Kopi di hadapannya telah berangsur dingin. Tersapu angin. Malam ini begitu dingin menusuk rusuk. Joana membiarkan hatinya terluka. Pengkhianatan yang bertubi-tubi, dusta yang tak habis-habis dan kecewa yang begitu panjang. Joana masih bertahan.Â
Ia membiarkan hatinya terluka. Sementara belati itu telah menghujam dan menikamnya berulangkali, membabi buta. Joana tak bergeming. Ia tetap tak beranjak pergi. Joana membiarkan hatinya terluka.
Cinta yang selama ini senantiasa didoakan. Disebut dalam sepertiga malamnya. Cinta itu juga yang membuatnya nyaris mati. Cinta itu yang membutakan matanya. Dunia tak lagi indah. Ia hanya bertahan dan membiarkan hatinya terluka. Joana terus mendoakan cintanya. Hanya cintanya. Tapi cinta itu tak kunjung datang. Pun dalam doanya.
Sekian lama Joana menutup telinga. Penghakiman mereka yang tak pernah sebentar saja menjadi dirinya, membuatnya jengah. Mereka tak tahu, Joana punya cinta. Mereka tak peduli, Joana akan lebih menderita jika sendiri. Pengkhianatan, dusta dan kecewa bagi mereka adalah musuh, tapi bagi Joana adalah sahabat.

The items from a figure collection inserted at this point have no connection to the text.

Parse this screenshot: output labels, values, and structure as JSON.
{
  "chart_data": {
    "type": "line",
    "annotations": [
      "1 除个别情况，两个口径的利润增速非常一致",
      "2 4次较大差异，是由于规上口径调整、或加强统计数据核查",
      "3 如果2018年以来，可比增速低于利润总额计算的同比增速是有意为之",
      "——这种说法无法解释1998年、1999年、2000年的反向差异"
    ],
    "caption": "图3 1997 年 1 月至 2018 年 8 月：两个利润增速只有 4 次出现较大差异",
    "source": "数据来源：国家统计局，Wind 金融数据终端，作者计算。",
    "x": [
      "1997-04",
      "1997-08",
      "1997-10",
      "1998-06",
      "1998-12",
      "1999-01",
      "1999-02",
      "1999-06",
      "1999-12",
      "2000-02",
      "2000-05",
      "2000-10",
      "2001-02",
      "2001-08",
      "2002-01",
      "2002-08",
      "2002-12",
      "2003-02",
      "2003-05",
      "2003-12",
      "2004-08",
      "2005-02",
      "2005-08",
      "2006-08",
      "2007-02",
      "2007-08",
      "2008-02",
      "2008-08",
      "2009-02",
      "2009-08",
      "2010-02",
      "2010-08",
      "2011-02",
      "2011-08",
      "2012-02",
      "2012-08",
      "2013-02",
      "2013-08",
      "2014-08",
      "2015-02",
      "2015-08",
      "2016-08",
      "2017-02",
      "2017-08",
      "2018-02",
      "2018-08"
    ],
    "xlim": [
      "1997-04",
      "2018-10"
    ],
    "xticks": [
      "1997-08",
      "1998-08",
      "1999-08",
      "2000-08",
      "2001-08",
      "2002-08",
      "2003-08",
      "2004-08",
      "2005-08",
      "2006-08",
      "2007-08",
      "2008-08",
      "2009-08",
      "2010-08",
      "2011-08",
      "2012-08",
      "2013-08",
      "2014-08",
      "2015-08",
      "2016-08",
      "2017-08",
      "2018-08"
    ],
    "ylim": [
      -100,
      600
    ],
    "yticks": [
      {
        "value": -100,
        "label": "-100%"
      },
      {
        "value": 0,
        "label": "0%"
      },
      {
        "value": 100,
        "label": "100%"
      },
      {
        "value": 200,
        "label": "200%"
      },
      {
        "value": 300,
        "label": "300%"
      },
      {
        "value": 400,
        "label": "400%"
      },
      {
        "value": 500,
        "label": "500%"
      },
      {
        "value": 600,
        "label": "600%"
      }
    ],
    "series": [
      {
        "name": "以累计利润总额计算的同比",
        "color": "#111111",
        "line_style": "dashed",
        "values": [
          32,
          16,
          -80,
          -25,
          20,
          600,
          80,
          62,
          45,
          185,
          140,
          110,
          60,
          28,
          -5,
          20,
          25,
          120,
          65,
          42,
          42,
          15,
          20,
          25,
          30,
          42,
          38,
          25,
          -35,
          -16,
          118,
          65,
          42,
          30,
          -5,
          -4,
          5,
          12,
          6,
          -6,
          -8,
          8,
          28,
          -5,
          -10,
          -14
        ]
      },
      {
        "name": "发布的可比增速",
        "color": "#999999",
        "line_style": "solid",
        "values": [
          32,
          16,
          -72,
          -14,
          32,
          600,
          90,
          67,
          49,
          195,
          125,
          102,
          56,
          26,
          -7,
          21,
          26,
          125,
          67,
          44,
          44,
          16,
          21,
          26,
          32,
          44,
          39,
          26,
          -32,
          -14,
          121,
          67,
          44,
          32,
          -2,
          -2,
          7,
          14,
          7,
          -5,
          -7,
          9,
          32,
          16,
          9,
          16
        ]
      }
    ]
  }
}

"aku tau dia tak pernah menghargaiku...tapi biarlah aku yang menghargainya..."
"aku tau dia tak menyayangiku...tapi biarlah cukup aku yang menyayanginya..."
"aku tau dia tak pernah peduli padaku...tapi biarlah aku yang mempedulikannya..."
"bangun Jo...sadar Jo...!!!" teriak mereka di telinga Joana
Joana tak bergeming. Ia tetap memilih membiarkan hatinya terluka.
Tak sedikitpun Joana memberi ruang untuk hatinya berpaling. Bahkan, ia tak mengizinkan jiwanya berontak. Hatinya kini beku. Joana tak lagi punya naluri untuk mencintai dan dicintai. Ia tak lagi percaya dengan apapun. Baginya membiarkan hatinya terluka adalah pemujaan yang sangat menyakitkan. Tapi ia masih memilihnya. Joana membiarkan hatinya terluka.
Joana tersenyum. Seseorang berjalan mendekatinya. Memeluknya dan seketika duduk di sampingnya. Ia mengacak-acak rambut Joana dengan tatapan kasih.
"kenapa kopi ini masih utuh, sayang ?" tanyanya saat melihat secangkir kopi penuh di hadapan Joana
"aku terlalu lama datang ya ?" tanyanya lagi
Joana menggeleng. Semua pertanyaan itu sudah cukup membuatnya lega dan bahagia. Joana tak pernah merasa dihargai seperti ini, sebelumnya.
"maaf ya...biasa lah jalanan padat..." ucap lelaki itu dengan mimik mengiba
Lagi-lagi Joana hanya tersenyum. Ia balas membelai pipi sang lelaki dengan lembut.
Lelaki itu sontak menggamit pinggang Joana dengan erat. Ia biarkan Joana menyandarkan diri di bahunya. Ia tahu, Joana sangat membutuhkan bahunya. Hanya bahunya. Dan ia tak mengharapkan lebih.
Joana menarik tangan lelaki itu dan membawanya pergi menembus malam. Angin malam tetap dingin. Tetap menusuk rusuk. Joana sadar lelaki itu takkan bisa menghangatkannya.Â
Ia juga sadar ini takkan membuatnya nyaman. Joana tak menyematkan predikat apapun pada lelaki itu. Hanya malam ini. Iya, mungkin hanya malam ini. Ia bukan cinta. Bukan sayang. Bukan apapun. Hanya lelaki dan Joana perempuan.
Joana tak berpaling. Joana juga tak berkhianat. Ia tetap memilih membiarkan hatinya terluka. Terluka dengan cara apapun.